I am not good at flirting. I have never claimed to be. When
it comes to dating and being a flirtatious expert, I would not be in the
running. However, I do think that there are some basic guidelines when working
to attract the opposite sex. Now I am not referring to the guides or articles
or countless books that try and describe the various approaches to playing the
delicate game of love. What I am here to talk about is the rudimentary
understanding that sometimes surpasses both men and women alike. So why did
this topic come up? Well, it all began talking to a friend of mine who recently
went on a first date. The date itself did not pose anything terribly eventful.
It was fun, seemingly left on a superficial note, however, displayed the clear
signs of attraction. The girl in question sent the messages that would indicate
potential interest for a relationship. Physical touch expressed in hand
holding, laughter and verbal expression. However, the questionable behavior
does not stem from mild breaching of social norms. This was not excessive hair
flipping, over flexing, or obnoxious giggling. This was one of those moments
when you think, what the??? You see, following the initial date, the next day
presented another social interaction. Watching a show on tv with another
couple. The other couple was in a relationship and enjoying one another’s
company. The friend and his date where sitting next to one another when his
companion reached over and placed her hand on his leg. Nothing out of the norm
here, until apparently tired of waiting for the initiative to be taken by him,
proceeded to play with his leg hair. And play and play and play… At this point
one must be thinking, where do you go from there? Amidst my less than
supportive laughter, I asked what he did. His response was, sit uncomfortably
and wait it out. I would have thought this was one of the most awkward
encounters I had heard of, if not for the fact that I once also knew a girl who
when nervous in the company of a man she was attracted to, would spontaneously,
and without notice or consent from the other person, play odd or even with him.

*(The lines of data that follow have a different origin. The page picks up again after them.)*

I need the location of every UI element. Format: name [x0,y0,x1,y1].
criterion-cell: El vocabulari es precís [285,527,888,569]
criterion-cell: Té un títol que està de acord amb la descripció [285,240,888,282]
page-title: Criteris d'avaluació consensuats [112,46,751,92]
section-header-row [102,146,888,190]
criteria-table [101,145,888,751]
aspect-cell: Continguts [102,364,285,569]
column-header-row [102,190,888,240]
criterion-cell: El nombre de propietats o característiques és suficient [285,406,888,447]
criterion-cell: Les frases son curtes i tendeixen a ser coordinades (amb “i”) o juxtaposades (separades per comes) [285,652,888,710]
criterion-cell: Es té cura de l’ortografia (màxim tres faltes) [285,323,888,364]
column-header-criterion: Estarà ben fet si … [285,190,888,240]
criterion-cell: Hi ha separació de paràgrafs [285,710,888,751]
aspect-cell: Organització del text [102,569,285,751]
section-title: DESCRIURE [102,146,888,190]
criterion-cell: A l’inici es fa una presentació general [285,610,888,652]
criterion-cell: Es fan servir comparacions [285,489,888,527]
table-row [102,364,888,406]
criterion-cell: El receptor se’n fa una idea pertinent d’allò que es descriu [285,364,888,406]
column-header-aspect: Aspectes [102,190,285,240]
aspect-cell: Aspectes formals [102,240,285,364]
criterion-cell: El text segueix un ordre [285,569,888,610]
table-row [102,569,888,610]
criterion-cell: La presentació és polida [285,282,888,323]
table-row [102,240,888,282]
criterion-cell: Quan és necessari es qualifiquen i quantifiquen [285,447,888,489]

In case you are not familiar with this game, it entails one person grabbing and
ripping a pinch full of hair from another’s leg and having them guess if the
number of hairs was odd or even. The first time I witnessed it I thought, “Oh
please let me not have just seen what I think I have”. These encounters got me
thinking, how do some totally miss the mark on what crosses the line from
flirting to just plain odd?
Then I thought of all the messages that we have around us at
any given time. There are books, sitcoms, comic strips, talk shows, youtube
videos, facebook posts, tweets, the list is endless. And all presumably suggest
different methods for attracting a potential partner. I even once spent a
dinner group evening reading suggestions in a book on flirting for dummies that
indicated flaring your nostrils would attract a partner. I thought it ludicrous
as two of the members of the group practiced on one another. I would write that
one off all together if those two members were not currently married with a
child. Even acts of sheer madness can do the trick. A good friend of mine had a
roommate who, there is no delicate way to put this, was kind of crazy. She
would go into fits of hysteria over the slightest thing. She would scream and
throw things, going ballistic amidst wailing that no one understood her plight
in life. One day the guy that every girl wanted to date came over right in the
middle of one of these fits. One would imagine that any seemingly sane man
would run the other direction, but no. He immediately began to pursue her. They
also ended up taking the leap into wedded bliss. When asked what it was that
first attracted him to her, he indicated that he knew that life with her would
never be boring. So is it really that some people lack complete understanding
of where the line exists between social norms and personal idiosyncrasies? Or
that they just may not have yet encountered the other individual who will truly
appreciate their antics. To all you single ladies and gents out there, perhaps
it is not that your tactics are flawed, but that the target has not been truly
identified. Until then, I will continue to get a good chuckle out of the sorted
experiences in dating all along the way.